En el Santa María de los salones y los brindis, pocos saben que la luz no nacía de los cables, sino del sudor de un hombre y el lamento de un carro. Celso Reyes, el carrero, mi bisabuelo, él era el pulso vital de un pueblo que ignoraba su nombre mientras encendía sus lámparas.

Cada día, Celso desafiaba la distancia entre el monte de El Puesto y la Usina de los Herrero. Lo hacía sobre un carro de ruedas de hierro, un estrépito de metal contra la tierra que marcaba el ritmo de una vida de sacrificios. Si Celso Reyes no llegaba, Santa María se apagaba. Así de poderosa y así de silenciosa era su importancia.

El Linaje de las Manos Heridas

La historia de los Reyes no se escribió con pluma, sino con hacha. Celso traía consigo las cicatrices de una infancia robada allá en Las Cuevas, luego venido a Agua Amarilla, donde la servidumbre se disfrazaba de destino, a El le tocó ser Mozoimano de los Vargas una familia acomodada de Santa María. Pero su mayor tesoro y su mayor ejército, fueron sus hijas mujeres: María, Antolina, Milagro y Ana Paulina: las hacheras. Mujeres que no conocieron la delicadeza de los encajes, sino la dureza del algarrobo.

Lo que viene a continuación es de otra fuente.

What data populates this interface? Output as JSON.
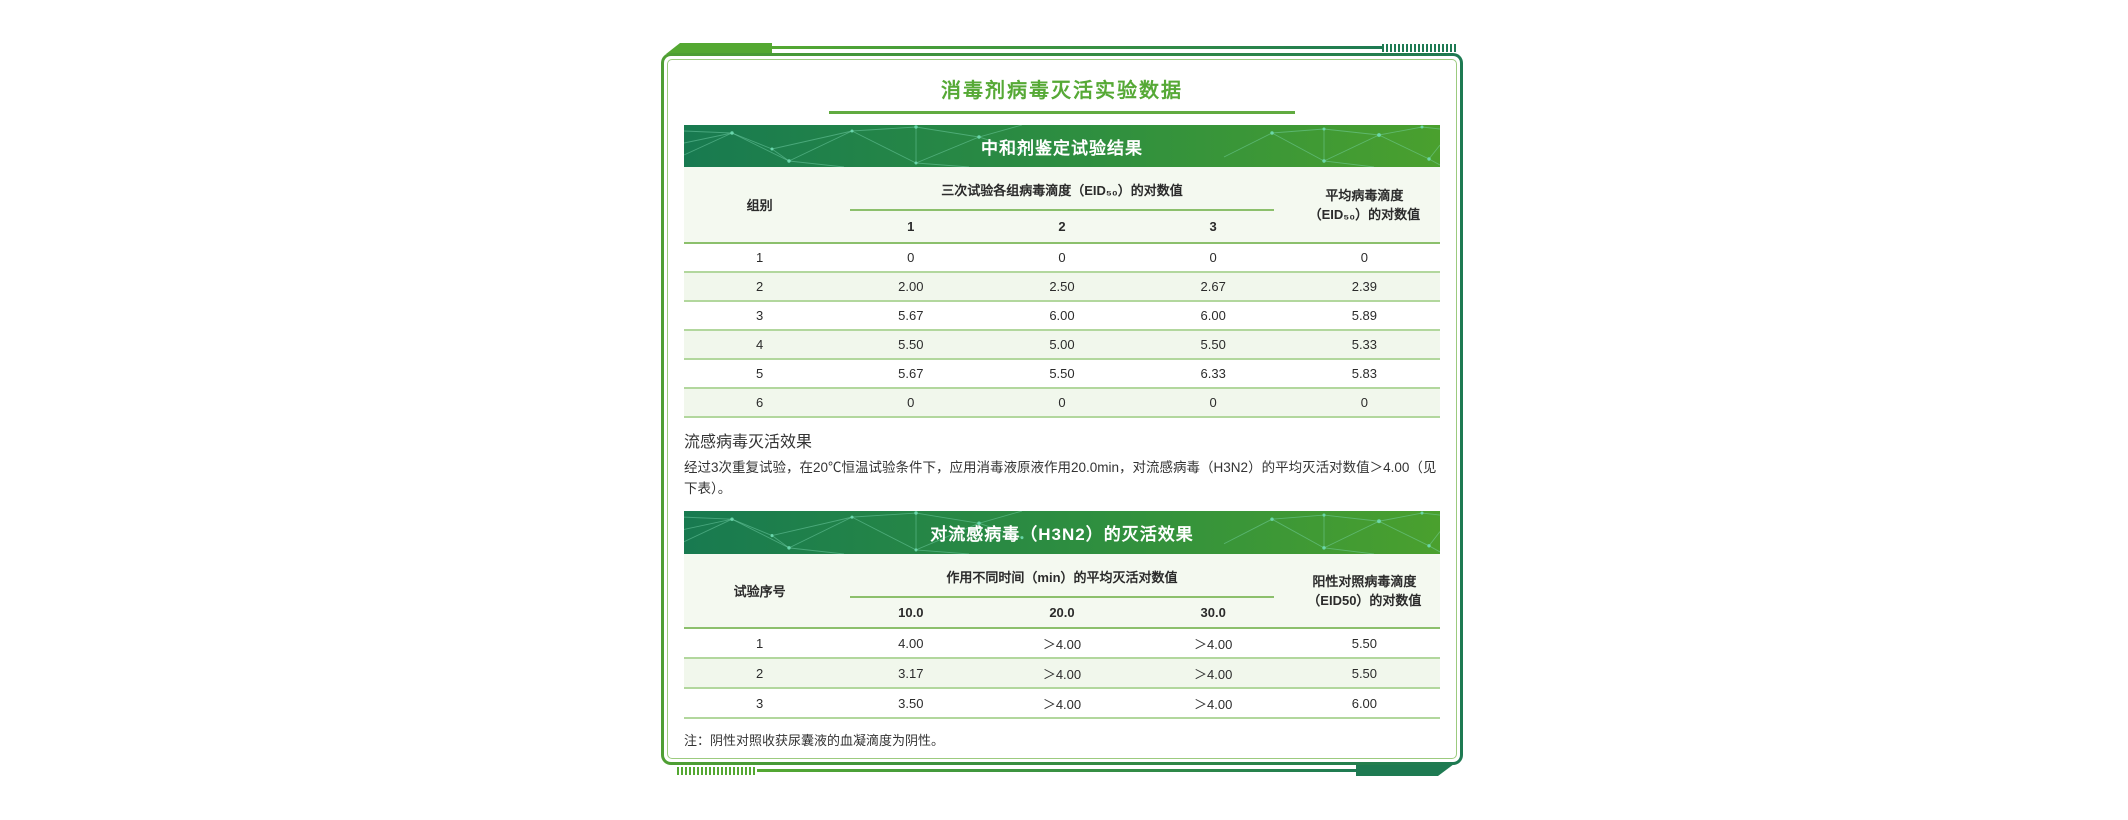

Cargaban al hombro troncos que parecían montañas, con las manos rotas y el cuerpo ajado, con hambre, pero alimentando aquel carro que llevaba la energía a un pueblo que nunca las vio.

Yo tengo la Herencia del Silencio: mi abuela, mi madre que me crió, María Reyes, entregó su vida a esa madera. Murió con el cuerpo marcado por el rigor del monte, una heroína sin medallas que se fue en silencio, como se van los que de verdad sostienen el mundo.

La riqueza no fue el oro para mi bisabuelo Celso, sino un caballo blanco viejo pero cuyo nombre debía llevar el impuesto por su Patrón, irónicamente le pusieron como yugo a sus pesares «El Radical» no podías oponerte en aquellos tiempos o eras corregido a latigazos por el Patrón.

La única dignidad de mi bisabuelo es haber atravesado los cerros y los largos y desafiantes caminos a Bolivia sin doblegarse ante el maltrato. Hoy, mientras el tiempo intenta borrar las huellas de aquel carro de madera y hierro que aún perdura en la Escuela 363 de El Puesto y una canción de los Hermanos Sánchez, marcan quizás como única huella del olvido y que rescatan su nombre.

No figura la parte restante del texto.